S'il a écrit ce livre (La vérité en peinture), c'est parce que Derrida se demandait si la théorie du speech act pouvait s'entendre en peinture. L'essentiel, dans cet acte, n'est pas sa vérité ni sa fausseté, mais sa performativité. Que fait l'acte de peindre? Derrida répond par un rêve : celui d'une peinture sans vérité et sans dette, c'est-à-dire sans engagement. Une telle peinture, qui risquerait de ne rien dire à personne, serait-elle performative? Peut-être, dans le sens que Derrida donne à ce mot, performatif, qui est celui du passe-partout. L'acte qui donne lieu à l'oeuvre [speech act ou painting act] se détache alors de l'héritage des grandes philosophies de l'art. C'est un contrat par lequel le trait, invisible et inouï mais toujours divisible, renonce à toute restitution. Il se retire, marque la différence, a lieu dans l'espacement. Là où l'oeuvre paraît, il est intraduisible en quelque discours que ce soit. Est-ce cela que Cézanne a promis?

 

 

Le passe-partout, comme instrument, ne produit rien d'autre que de l'espacement.

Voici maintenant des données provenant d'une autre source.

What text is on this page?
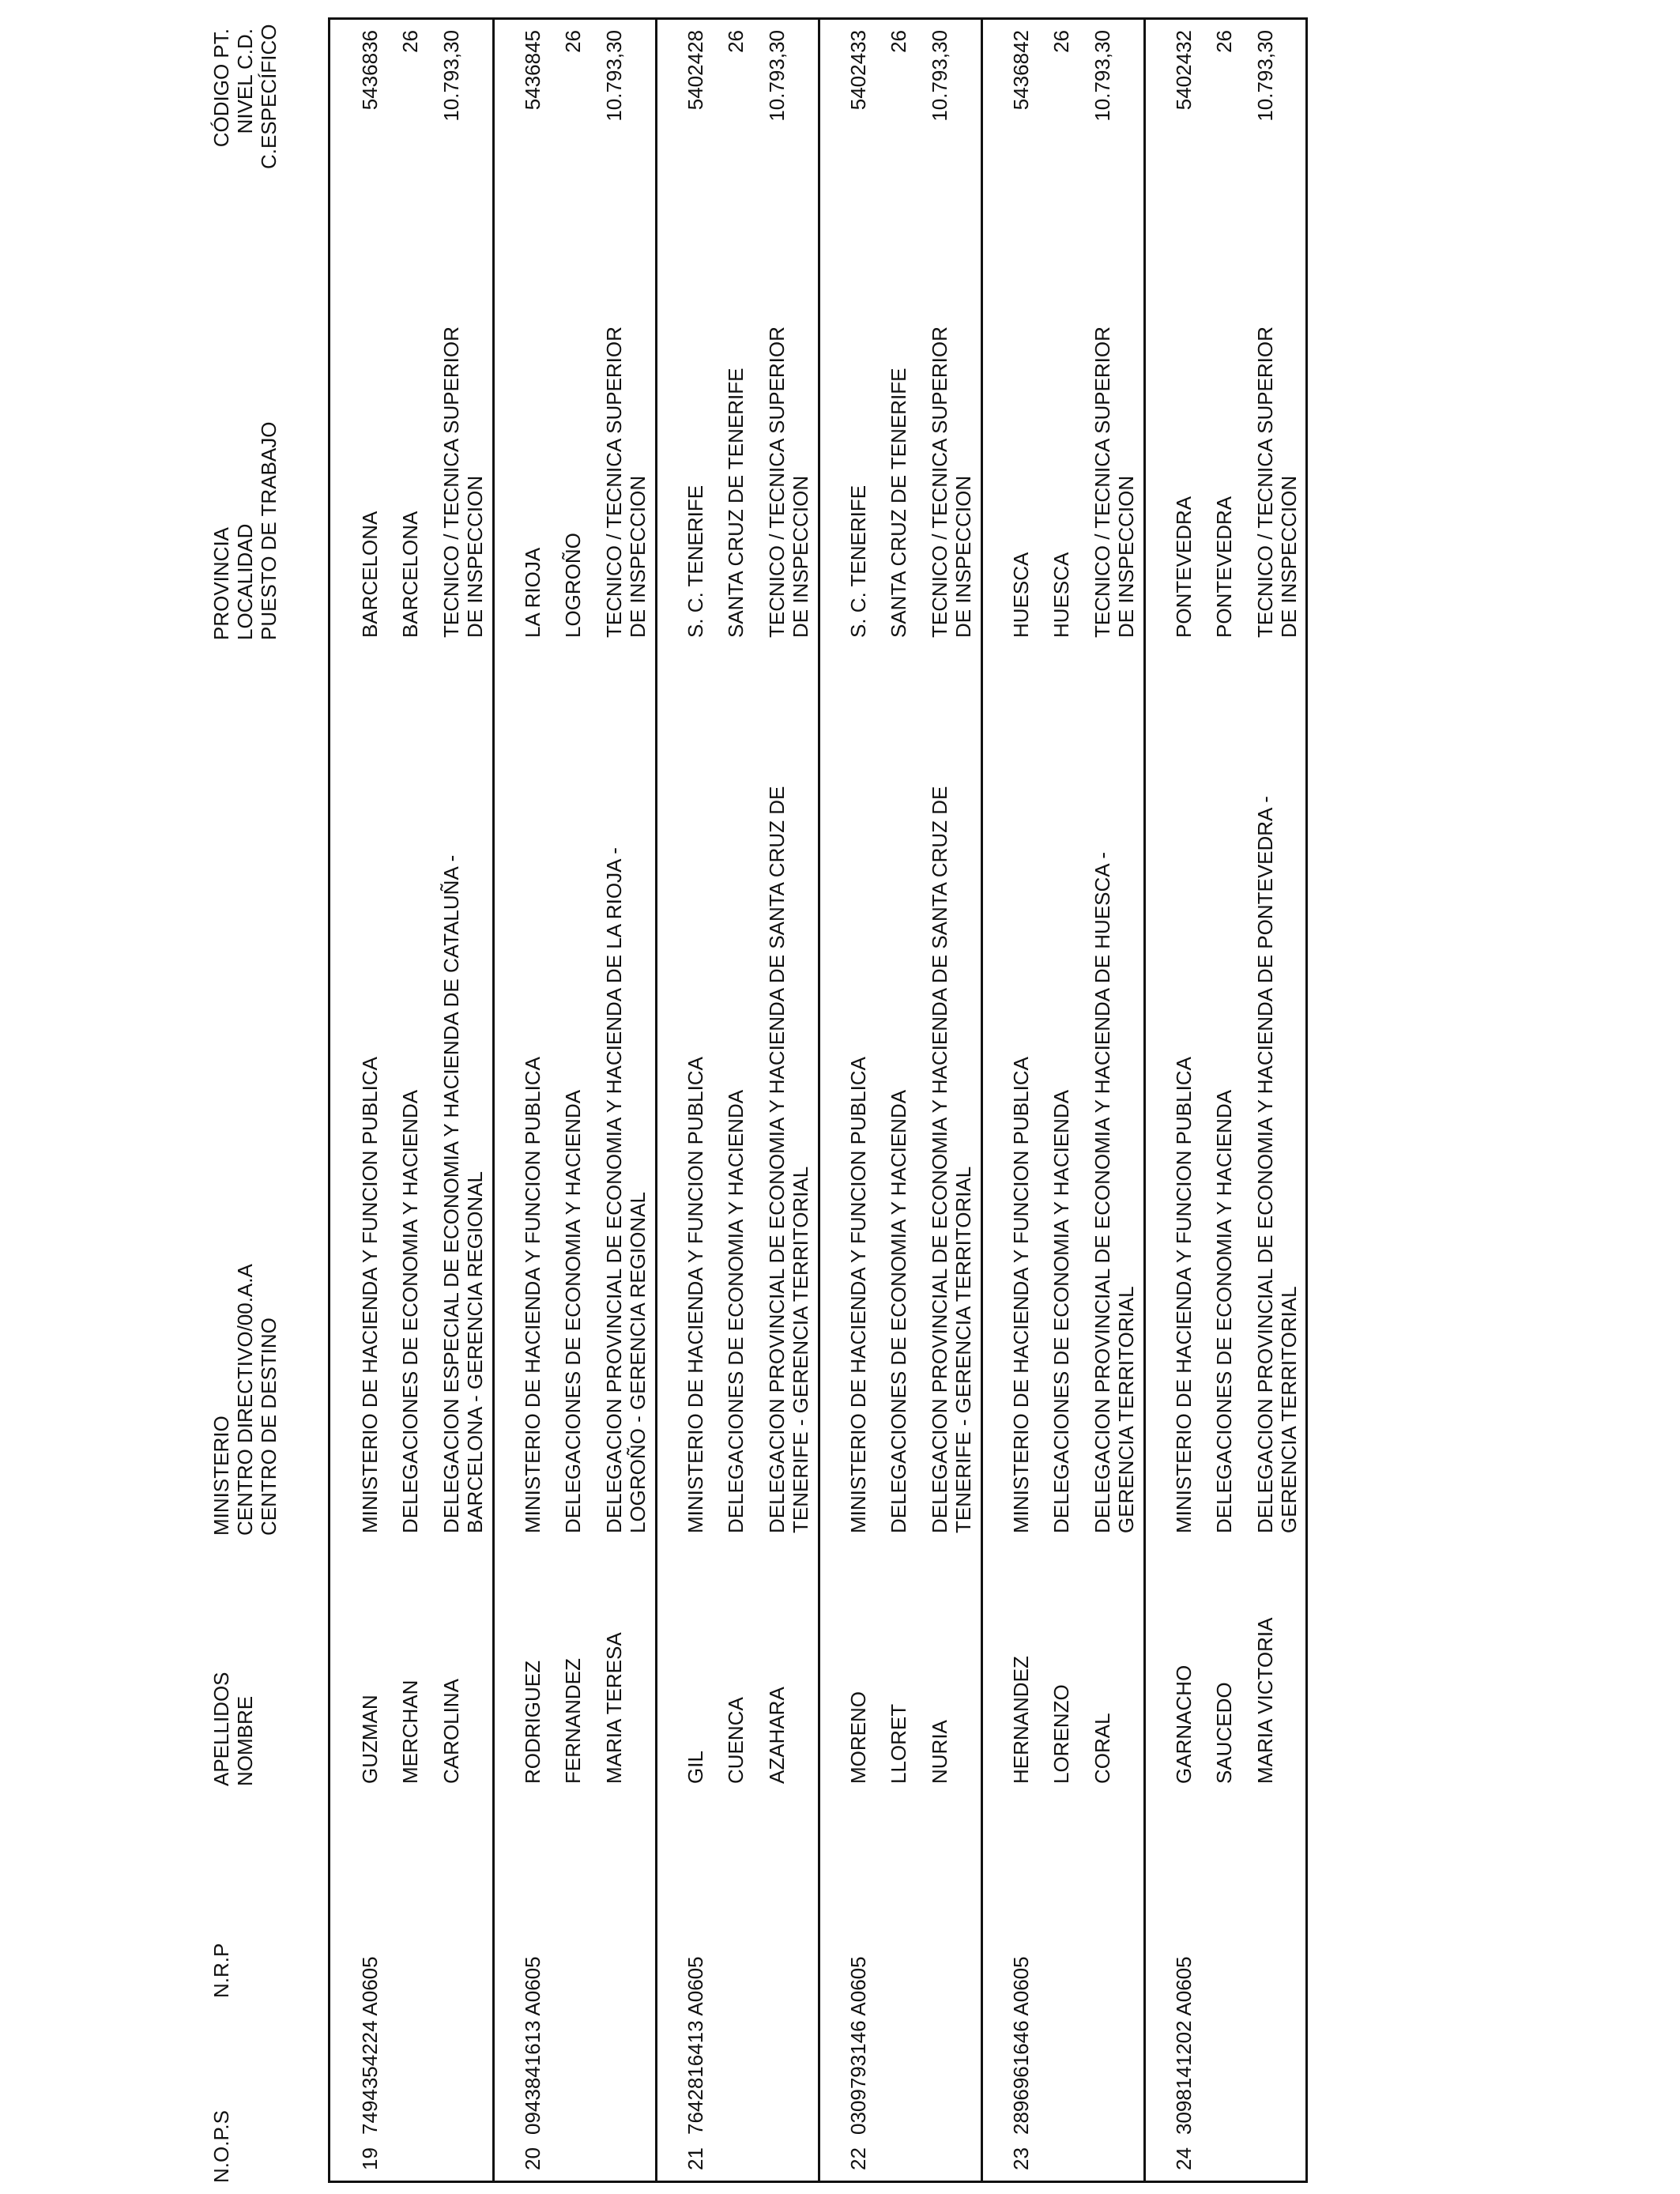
N.O.P.S
N.R.P
APELLIDOS NOMBRE
MINISTERIO CENTRO DIRECTIVO/00.A.A CENTRO DE DESTINO
PROVINCIA LOCALIDAD PUESTO DE TRABAJO
CÓDIGO PT. NIVEL C.D. C.ESPECÍFICO
19
7494354224 A0605
GUZMAN MERCHAN CAROLINA
MINISTERIO DE HACIENDA Y FUNCION PUBLICA DELEGACIONES DE ECONOMIA Y HACIENDA DELEGACION ESPECIAL DE ECONOMIA Y HACIENDA DE CATALUÑA - BARCELONA - GERENCIA REGIONAL
BARCELONA BARCELONA TECNICO / TECNICA SUPERIOR DE INSPECCION
5436836 26 10.793,30
20
0943841613 A0605
RODRIGUEZ FERNANDEZ MARIA TERESA
MINISTERIO DE HACIENDA Y FUNCION PUBLICA DELEGACIONES DE ECONOMIA Y HACIENDA DELEGACION PROVINCIAL DE ECONOMIA Y HACIENDA DE LA RIOJA - LOGROÑO - GERENCIA REGIONAL
LA RIOJA LOGROÑO TECNICO / TECNICA SUPERIOR DE INSPECCION
5436845 26 10.793,30
21
7642816413 A0605
GIL CUENCA AZAHARA
MINISTERIO DE HACIENDA Y FUNCION PUBLICA DELEGACIONES DE ECONOMIA Y HACIENDA DELEGACION PROVINCIAL DE ECONOMIA Y HACIENDA DE SANTA CRUZ DE TENERIFE - GERENCIA TERRITORIAL
S. C. TENERIFE SANTA CRUZ DE TENERIFE TECNICO / TECNICA SUPERIOR DE INSPECCION
5402428 26 10.793,30
22
0309793146 A0605
MORENO LLORET NURIA
MINISTERIO DE HACIENDA Y FUNCION PUBLICA DELEGACIONES DE ECONOMIA Y HACIENDA DELEGACION PROVINCIAL DE ECONOMIA Y HACIENDA DE SANTA CRUZ DE TENERIFE - GERENCIA TERRITORIAL
S. C. TENERIFE SANTA CRUZ DE TENERIFE TECNICO / TECNICA SUPERIOR DE INSPECCION
5402433 26 10.793,30
23
2896961646 A0605
HERNANDEZ LORENZO CORAL
MINISTERIO DE HACIENDA Y FUNCION PUBLICA DELEGACIONES DE ECONOMIA Y HACIENDA DELEGACION PROVINCIAL DE ECONOMIA Y HACIENDA DE HUESCA - GERENCIA TERRITORIAL
HUESCA HUESCA TECNICO / TECNICA SUPERIOR DE INSPECCION
5436842 26 10.793,30
24
3098141202 A0605
GARNACHO SAUCEDO MARIA VICTORIA
MINISTERIO DE HACIENDA Y FUNCION PUBLICA DELEGACIONES DE ECONOMIA Y HACIENDA DELEGACION PROVINCIAL DE ECONOMIA Y HACIENDA DE PONTEVEDRA - GERENCIA TERRITORIAL
PONTEVEDRA PONTEVEDRA TECNICO / TECNICA SUPERIOR DE INSPECCION
5402432 26 10.793,30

Pour expliquer comment opère la peinture, c'est de lui qu'on peut partir - même si ce n'est pas une clef unique. Contrairement à ce que croient les experts, les philosophes, les critiques ou les historiens de l'art, la peinture n'est réductible à aucun discours, aucune référence ni porteuse d'aucune vérité. Son acte peut être rapproché d'un acte de langage, si l'on considère :

- le protocole comme un trait qui se retire, définitivement lâché par le peintre,

- la vérité comme purement picturale,

- l'impossibilité pour un tiers se la réapproprier,

- chaque oeuvre comme événement unique, qui n'a lieu qu'une fois.